The Butterfly Garden (The Collector #1)(55)



Lyonette had made another origami carousel when she came to the Garden; it had been sitting on the shelf above Bliss’s bed since her death. She’d reproduced all the patterns and designs and colors, and so had Bliss in her own medium. The golden poles even had the spiral ridges. I reached out and nudged the red pennant on top and the whole thing spun just a little.

“I had to make it,” she whispered, “but I can’t keep it.”

Bliss broke into furious, heartbroken sobs on my bed. She didn’t know about my carousel. She didn’t know that I’d sat on a black-and-red painted horse and finally understood that my parents didn’t love me, or at least didn’t love me nearly enough. The day I finally understood—and accepted—that I wasn’t wanted.

I lifted it gently out of her lap and nudged her knee with my toe. “Shower.”

She hiccupped and slid off the bed to obey, and while she washed away two weeks of grief and rage, I studied the horses to see if any of them matched the one that I’d splashed with the last of my tears ten years before.

And the answer was almost. This horse had silver chasings instead of gold, and it had red ribbons tied into its black mane, but otherwise they were very, very close. I shifted onto my knees and placed it on the shelf next to Simba, next to the origami menagerie and the other polymer figures, next to the rocks Evita had painted and the poem Danelle had written and all the other things I’d somehow managed to accumulate after six months in the Garden. I wondered if I could have Bliss make a tiny girl with dark hair and golden skin to sit on that black-and-red horse and spin and spin and spin on the carousel and watch all the rest of the world walk away from her.

But if I’d asked, she would have asked why, and that little girl didn’t need the sympathy so much as she needed to just finally be forgotten.

Bliss came out of the shower, body and hair wrapped in violet and rose towels, and finally slept curled against me like one of Sophia’s girls. I kept one arm behind my head and I stayed against the wall, and every now and then I reached out and gave the carousel a little nudge so I could watch the black-and-red horse glide just a little farther away.




He wishes he could let her have that distraction. Let the conversation derail, let her avoid the train wreck he has to put her through.

But Victor sits forward in his chair and clears his throat, and when she turns her miserable eyes on him, he nods slowly.

She sighs and folds her hands in her lap.




For the next week, Desmond stayed out of the Garden completely. He didn’t use his codes, didn’t come in with his father, he just stayed away. Bliss was the one to ask the Gardener about it, in her usual appallingly blunt fashion, but he laughed and said not to worry, his son was just focusing on his upcoming finals.

I was okay with that.

Whether he was hiding, staying away, or just thinking through things, I didn’t mind the absence of another male to entertain. I appreciated the space to think.
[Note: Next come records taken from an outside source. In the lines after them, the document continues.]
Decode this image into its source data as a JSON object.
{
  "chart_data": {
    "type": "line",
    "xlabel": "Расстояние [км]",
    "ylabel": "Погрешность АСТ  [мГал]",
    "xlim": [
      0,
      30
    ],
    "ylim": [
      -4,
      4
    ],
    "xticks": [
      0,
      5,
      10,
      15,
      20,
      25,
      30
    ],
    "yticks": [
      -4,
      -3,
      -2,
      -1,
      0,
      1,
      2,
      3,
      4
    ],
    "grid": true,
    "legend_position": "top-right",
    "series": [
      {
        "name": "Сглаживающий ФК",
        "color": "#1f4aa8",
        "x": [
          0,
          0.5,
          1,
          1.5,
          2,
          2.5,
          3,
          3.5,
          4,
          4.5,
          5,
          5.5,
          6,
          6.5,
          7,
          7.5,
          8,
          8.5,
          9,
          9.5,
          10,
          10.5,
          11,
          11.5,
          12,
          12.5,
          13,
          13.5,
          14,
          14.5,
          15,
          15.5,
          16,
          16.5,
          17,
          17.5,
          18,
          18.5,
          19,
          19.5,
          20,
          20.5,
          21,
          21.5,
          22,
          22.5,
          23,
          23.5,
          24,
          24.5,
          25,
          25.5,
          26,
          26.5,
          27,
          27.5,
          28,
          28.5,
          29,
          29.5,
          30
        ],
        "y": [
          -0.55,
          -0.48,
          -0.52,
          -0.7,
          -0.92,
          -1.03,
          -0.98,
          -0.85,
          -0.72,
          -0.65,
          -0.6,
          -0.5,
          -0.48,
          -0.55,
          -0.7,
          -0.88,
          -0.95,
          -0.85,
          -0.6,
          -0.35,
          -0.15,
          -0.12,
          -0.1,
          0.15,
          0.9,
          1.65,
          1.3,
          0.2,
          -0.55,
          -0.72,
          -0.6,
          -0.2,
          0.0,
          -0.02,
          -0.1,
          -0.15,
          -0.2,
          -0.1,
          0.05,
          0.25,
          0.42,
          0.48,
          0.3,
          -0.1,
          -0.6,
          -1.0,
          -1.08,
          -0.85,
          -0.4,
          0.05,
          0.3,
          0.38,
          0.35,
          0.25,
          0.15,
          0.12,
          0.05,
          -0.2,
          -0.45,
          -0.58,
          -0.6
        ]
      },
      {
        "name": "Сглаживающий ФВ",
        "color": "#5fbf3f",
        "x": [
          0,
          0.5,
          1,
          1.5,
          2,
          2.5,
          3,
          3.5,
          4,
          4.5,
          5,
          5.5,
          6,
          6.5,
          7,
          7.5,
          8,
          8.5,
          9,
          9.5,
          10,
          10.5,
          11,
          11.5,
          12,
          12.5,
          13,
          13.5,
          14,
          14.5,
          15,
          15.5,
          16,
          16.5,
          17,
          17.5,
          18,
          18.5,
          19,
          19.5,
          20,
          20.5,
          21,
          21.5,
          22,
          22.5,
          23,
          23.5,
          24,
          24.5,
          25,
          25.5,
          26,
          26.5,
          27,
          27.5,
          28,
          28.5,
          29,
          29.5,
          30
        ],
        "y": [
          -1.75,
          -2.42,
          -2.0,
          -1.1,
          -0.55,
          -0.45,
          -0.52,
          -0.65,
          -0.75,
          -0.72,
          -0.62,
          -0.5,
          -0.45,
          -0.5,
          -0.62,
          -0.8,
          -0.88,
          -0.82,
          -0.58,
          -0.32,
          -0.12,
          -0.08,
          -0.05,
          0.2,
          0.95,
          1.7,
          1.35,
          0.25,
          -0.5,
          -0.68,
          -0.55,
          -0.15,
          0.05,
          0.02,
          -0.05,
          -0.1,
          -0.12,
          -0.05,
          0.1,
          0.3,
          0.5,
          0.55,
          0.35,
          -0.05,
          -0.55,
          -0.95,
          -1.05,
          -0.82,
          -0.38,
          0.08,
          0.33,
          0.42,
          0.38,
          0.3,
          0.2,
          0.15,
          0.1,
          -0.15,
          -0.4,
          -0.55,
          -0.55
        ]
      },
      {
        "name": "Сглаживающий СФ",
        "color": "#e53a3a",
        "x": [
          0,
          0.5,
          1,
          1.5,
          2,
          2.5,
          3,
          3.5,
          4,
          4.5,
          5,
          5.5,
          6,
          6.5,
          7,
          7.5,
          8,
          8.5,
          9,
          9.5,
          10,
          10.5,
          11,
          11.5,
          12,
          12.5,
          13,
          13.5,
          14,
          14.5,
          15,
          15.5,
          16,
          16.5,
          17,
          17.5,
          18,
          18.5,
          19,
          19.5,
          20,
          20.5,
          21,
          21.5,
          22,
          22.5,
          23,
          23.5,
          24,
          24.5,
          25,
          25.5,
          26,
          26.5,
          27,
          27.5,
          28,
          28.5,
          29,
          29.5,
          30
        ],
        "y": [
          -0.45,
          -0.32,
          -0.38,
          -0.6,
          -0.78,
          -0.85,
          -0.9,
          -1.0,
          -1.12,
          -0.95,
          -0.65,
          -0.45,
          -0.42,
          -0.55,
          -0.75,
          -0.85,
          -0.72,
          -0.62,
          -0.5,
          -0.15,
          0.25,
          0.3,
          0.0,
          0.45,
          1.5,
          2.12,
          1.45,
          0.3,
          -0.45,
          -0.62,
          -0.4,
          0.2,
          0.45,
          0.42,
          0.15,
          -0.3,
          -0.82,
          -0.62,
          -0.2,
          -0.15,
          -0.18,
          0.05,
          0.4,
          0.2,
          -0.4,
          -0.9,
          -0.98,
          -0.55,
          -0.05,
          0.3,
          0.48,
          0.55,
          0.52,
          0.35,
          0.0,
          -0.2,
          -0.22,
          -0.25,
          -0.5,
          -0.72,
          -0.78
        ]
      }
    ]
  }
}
Avery was back in the Garden, after all, which meant a constant, subtle interference had to be played to protect the more fragile girls from his interest. Running it all from Simone’s bedside just made it more difficult.

She’d noticeably lost weight in the past week and a half, unable to keep anything down longer than a half hour or so. During the days, I stayed with her, and during the nights, when Danelle came to relieve me, I went into the Garden and slept out on the sun rock, where I could pretend the walls weren’t closing in and time wasn’t running out.

I liked Simone. She was funny and wry, never buying into the bullshit but making the best of it anyway. I helped her back into bed from another toilet dive and she clutched my hand. “I’m going to have to take a test, aren’t I?”

Bliss said Lorraine had stayed at breakfast, asking questions. “Yes,” I answered slowly. “I think you will.”

“It’ll come up positive, won’t it?”

“I think so.”

She closed her eyes, one hand pulling away the sweat-damp hair from her forehead. “I should have realized sooner. I saw both my mom and my oldest sister go through pregnancies and they were sick for two months solid.”

“Want me to pee on the stick for you?”

“What the hell is wrong with us that that is a declaration of love and friendship?” But she shook her head slowly. “I don’t want us both dead, which we both know would be the result.”

We sat in silence for a while, because some things just don’t have an answer.

“Can you do me a favor?” she asked eventually.

“What do you need?”

“If we have the book in the library, can you read it to me?”

When she told me what she wanted, I almost laughed. Almost. Not because it was funny but because I was relieved that this was one thing I could do for her. I retrieved it from the library, settled next to her on the bed with her hand in mine, and opened the book to the proper page so I could start to read.

“Most terribly cold it was; it snowed, and was nearly quite dark, and evening—the last evening of the year. In this cold and darkness there went along the street a poor little girl, bareheaded, and with naked feet.”




“What book is that?”

“Part of a book,” the girl corrects. “It’s ‘The Little Match Girl’ by Hans Christian Andersen.”